PoSTuRE, from bench to bedside

Over an impressively short period of four years, the PoSTuRE project has been brought from test to trial. Were it not for COVID, the clinical trial would have already started and the first patients would have undergone surgery using the new technique. ‘We can act directly, everything is in place now,’ says Paul Willems, an orthopaedic surgeon at Maastricht University Medical Centre.

PoSTuRE (Patient Specific Scoliosis Treatment) offers a solution for people with scoliosis, a curvature of the spine. In the Netherlands, 4 in 1000 people have scoliosis, with serious cases requiring surgery. This involves correcting the spine and securing it with metal screws and rods. Says Paul: ‘Initially, we were looking for a solution for very young children. Because they're still growing, you can’t set the spine. This will impede the development of the chest, which can lead to lung problems. So rather than setting, you want to correct and allow growth. To do this, we used DSM’s ultra-strong Dyneema fibres to develop flexible cables that slide over metal rods. This corrects the back while allowing children to continue growing.’


These GEM power cables (named after the work location of the partners involved from Geleen, Exton (US) and Maastricht) were also found to be very effective in adults with a distortion of the spine and of particular benefit to people aged 50-plus, whose bones lose density due to osteoporosis. Says Paul: ‘In this age group, stress often occurs at the point where the rigidly fixed section meets the rest of the spine, which is still flexible, causing screws to come loose and vertebra to sometimes collapse or fracture. One in three patients will end up needing further surgery. Fixing the spine with the slightly springy cables eases this stress at the point of transition, potentially avoiding further surgery.’

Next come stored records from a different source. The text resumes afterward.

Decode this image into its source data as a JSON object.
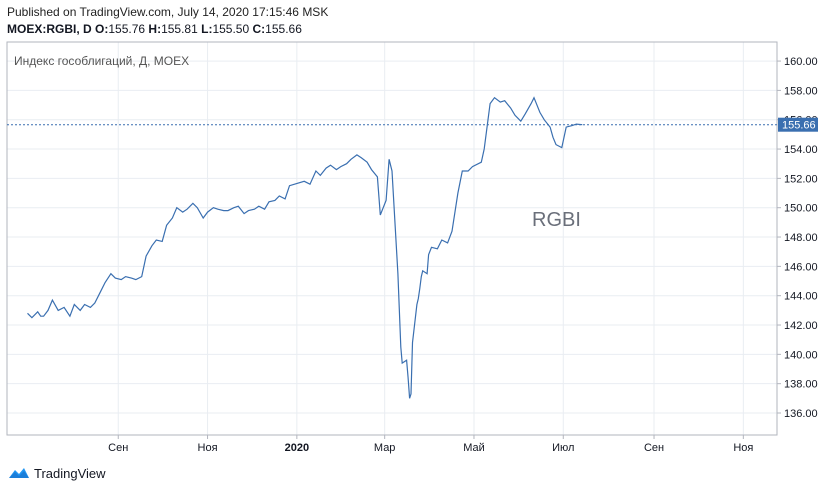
{
  "header": {
    "published": "Published on TradingView.com, July 14, 2020 17:15:46 MSK",
    "symbol": "MOEX:RGBI, D",
    "o_label": "O:",
    "o_value": "155.76",
    "h_label": "H:",
    "h_value": "155.81",
    "l_label": "L:",
    "l_value": "155.50",
    "c_label": "C:",
    "c_value": "155.66"
  },
  "footer": {
    "brand": "TradingView",
    "logo_icon": "tradingview-logo-icon"
  },
  "colors": {
    "line": "#3a6fb0",
    "grid": "#e9edf2",
    "border": "#b2b5be",
    "price_tag": "#3a6fb0",
    "text": "#131722"
  },
  "chart_data": {
    "type": "line",
    "title": "Индекс гособлигаций, Д, MOEX",
    "watermark": "RGBI",
    "last_price": "155.66",
    "ylim": [
      134.5,
      161.3
    ],
    "y_ticks": [
      "160.00",
      "158.00",
      "156.00",
      "154.00",
      "152.00",
      "150.00",
      "148.00",
      "146.00",
      "144.00",
      "142.00",
      "140.00",
      "138.00",
      "136.00"
    ],
    "x_ticks": [
      "Сен",
      "Ноя",
      "2020",
      "Мар",
      "Май",
      "Июл",
      "Сен",
      "Ноя"
    ],
    "grid": true,
    "series": [
      {
        "x": [
          "2019-07-01",
          "2019-07-04",
          "2019-07-08",
          "2019-07-10",
          "2019-07-12",
          "2019-07-15",
          "2019-07-18",
          "2019-07-22",
          "2019-07-26",
          "2019-07-30",
          "2019-08-02",
          "2019-08-06",
          "2019-08-09",
          "2019-08-13",
          "2019-08-16",
          "2019-08-20",
          "2019-08-23",
          "2019-08-27",
          "2019-08-30",
          "2019-09-03",
          "2019-09-06",
          "2019-09-10",
          "2019-09-13",
          "2019-09-17",
          "2019-09-20",
          "2019-09-24",
          "2019-09-27",
          "2019-10-01",
          "2019-10-04",
          "2019-10-08",
          "2019-10-11",
          "2019-10-15",
          "2019-10-18",
          "2019-10-22",
          "2019-10-25",
          "2019-10-29",
          "2019-11-01",
          "2019-11-05",
          "2019-11-08",
          "2019-11-12",
          "2019-11-15",
          "2019-11-19",
          "2019-11-22",
          "2019-11-26",
          "2019-11-29",
          "2019-12-03",
          "2019-12-06",
          "2019-12-10",
          "2019-12-13",
          "2019-12-17",
          "2019-12-20",
          "2019-12-24",
          "2019-12-27",
          "2020-01-06",
          "2020-01-10",
          "2020-01-14",
          "2020-01-17",
          "2020-01-21",
          "2020-01-24",
          "2020-01-28",
          "2020-01-31",
          "2020-02-04",
          "2020-02-07",
          "2020-02-11",
          "2020-02-14",
          "2020-02-18",
          "2020-02-21",
          "2020-02-25",
          "2020-02-27",
          "2020-03-02",
          "2020-03-04",
          "2020-03-06",
          "2020-03-10",
          "2020-03-12",
          "2020-03-13",
          "2020-03-16",
          "2020-03-17",
          "2020-03-18",
          "2020-03-19",
          "2020-03-20",
          "2020-03-23",
          "2020-03-24",
          "2020-03-25",
          "2020-03-26",
          "2020-03-27",
          "2020-03-30",
          "2020-03-31",
          "2020-04-02",
          "2020-04-06",
          "2020-04-09",
          "2020-04-13",
          "2020-04-16",
          "2020-04-20",
          "2020-04-23",
          "2020-04-27",
          "2020-04-30",
          "2020-05-06",
          "2020-05-08",
          "2020-05-12",
          "2020-05-15",
          "2020-05-19",
          "2020-05-22",
          "2020-05-26",
          "2020-05-29",
          "2020-06-02",
          "2020-06-05",
          "2020-06-09",
          "2020-06-11",
          "2020-06-15",
          "2020-06-18",
          "2020-06-22",
          "2020-06-24",
          "2020-06-26",
          "2020-06-30",
          "2020-07-03",
          "2020-07-07",
          "2020-07-10",
          "2020-07-14"
        ],
        "y": [
          142.8,
          142.5,
          142.9,
          142.6,
          142.6,
          143.0,
          143.7,
          143.0,
          143.2,
          142.6,
          143.4,
          143.0,
          143.4,
          143.2,
          143.5,
          144.3,
          144.9,
          145.5,
          145.2,
          145.1,
          145.3,
          145.2,
          145.1,
          145.3,
          146.7,
          147.4,
          147.8,
          147.7,
          148.8,
          149.3,
          150.0,
          149.7,
          149.9,
          150.3,
          150.0,
          149.3,
          149.7,
          150.0,
          149.9,
          149.8,
          149.8,
          150.0,
          150.1,
          149.6,
          149.8,
          149.9,
          150.1,
          149.9,
          150.4,
          150.5,
          150.8,
          150.6,
          151.5,
          151.8,
          151.6,
          152.5,
          152.2,
          152.7,
          152.9,
          152.6,
          152.8,
          153.0,
          153.3,
          153.6,
          153.4,
          153.1,
          152.6,
          152.1,
          149.5,
          150.5,
          153.3,
          152.5,
          145.5,
          140.5,
          139.4,
          139.6,
          138.4,
          137.0,
          137.3,
          140.8,
          143.4,
          143.8,
          144.5,
          145.3,
          145.7,
          145.5,
          146.8,
          147.3,
          147.2,
          147.8,
          147.6,
          148.4,
          151.0,
          152.5,
          152.5,
          152.8,
          153.1,
          154.0,
          157.1,
          157.5,
          157.2,
          157.3,
          156.8,
          156.3,
          155.9,
          156.4,
          157.1,
          157.5,
          156.5,
          156.0,
          155.5,
          154.8,
          154.3,
          154.1,
          155.5,
          155.6,
          155.7,
          155.66
        ]
      }
    ]
  }
}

‘We’ve done a lot of work in four years’, says Paul. ‘There are lots of steps to go through in getting a product to the market, and every last detail has to be registered in order to meet the requirements. In our case, we had to do this not just for the cables, but also for the leader (a thick needle that allows us to attach the cable around the vertebral arch), and the tensioning device used to adjust the tension of the screws. We couldn't have done this without our partners, including the Eindhoven University of Technology, DSM, and MDProjects. It's a question of pioneering, making connections, and establishing a network in which you share knowledge and strengthen each other. InSciTe certainly helped us here. To get from bench to bedside, you have to deal with so many layers, authorities, and companies. You can’t do it alone.’

Learning curve

‘In our hospital, we're the first department to conduct a First in Man trial with our own product,’ explains Paul. ‘Being a co-product developer is something new for our hospital. So this project is a learning curve for us and the rest of the hospital. Because of this, we’ve also worked closely with our own clinical trial center (CTCM). They will soon be able to make sure that other departments benefit from the knowledge we’ve gained and the network we've built.’

Fewer repeat operations

The first patient results are still some way off. Says Paul: ‘We’ve been ready for four months, but elective care has been scaled back due to COVID. It will be July 2021 before we can operate on the first patients. For these patients, the expected benefit is a greatly reduced likelihood of repeat surgery. The test data in the laboratories are encouraging, now we have to back this up in clinical practice.’

Reoperation is now needed for one in three patients who have undergone a traditional spine correction. The new scoliosis treatment aims to reduce complications that require further surgery. This single treatment would improve the quality of life of many patients , reduce the number of clinical treatments and improve patients’ participation in work. That spine correction surgery has a major positive impact, both on personal lives as on employability, is illustrated by one of Paul’s patients:

Mrs. v.d. B., 57 years old patient:

"Before the operation, I could hardly stand for 10 minutes or I had the feeling that my back was just collapsing and I couldn't stop it. I also had to rest in the afternoon to recover. In addition, I had a numb, painful feeling in my right leg, as if it were constantly asleep. After the operation, I am much straighter and can work for hours during the day without having to rest. That annoying pain in my leg is also gone. I have my life back.
Paul Willems

Paul Willems was trained as an orthopaedic surgeon with an additional 1-year certified AO-Spine Fellowship at the Sint Maartenskliniek, Nijmegen. He has devoted his clinical and research practice to Spine Surgery at the Maastricht University Medical Center (MUMC+). Paul is leader of the Spine Center Maastricht, a multidisciplinary setting for evaluation and treatment of patients with spinal disorders, and his clinical practice is devoted to the whole spectrum of instrumented spine surgery in first, second and third line of care. Scientifically he has a special interest in deformity and degeneration of the spine, osteoporotic fractures and translational research in scoliosis. Since December 2016 he has been active as project leader of Posture, a translational InSciTe project that aims to improve and renew surgical techniques for the treatment of early onset scoliosis and adult spinal deformity with the use of Dyneema® sublaminar wires.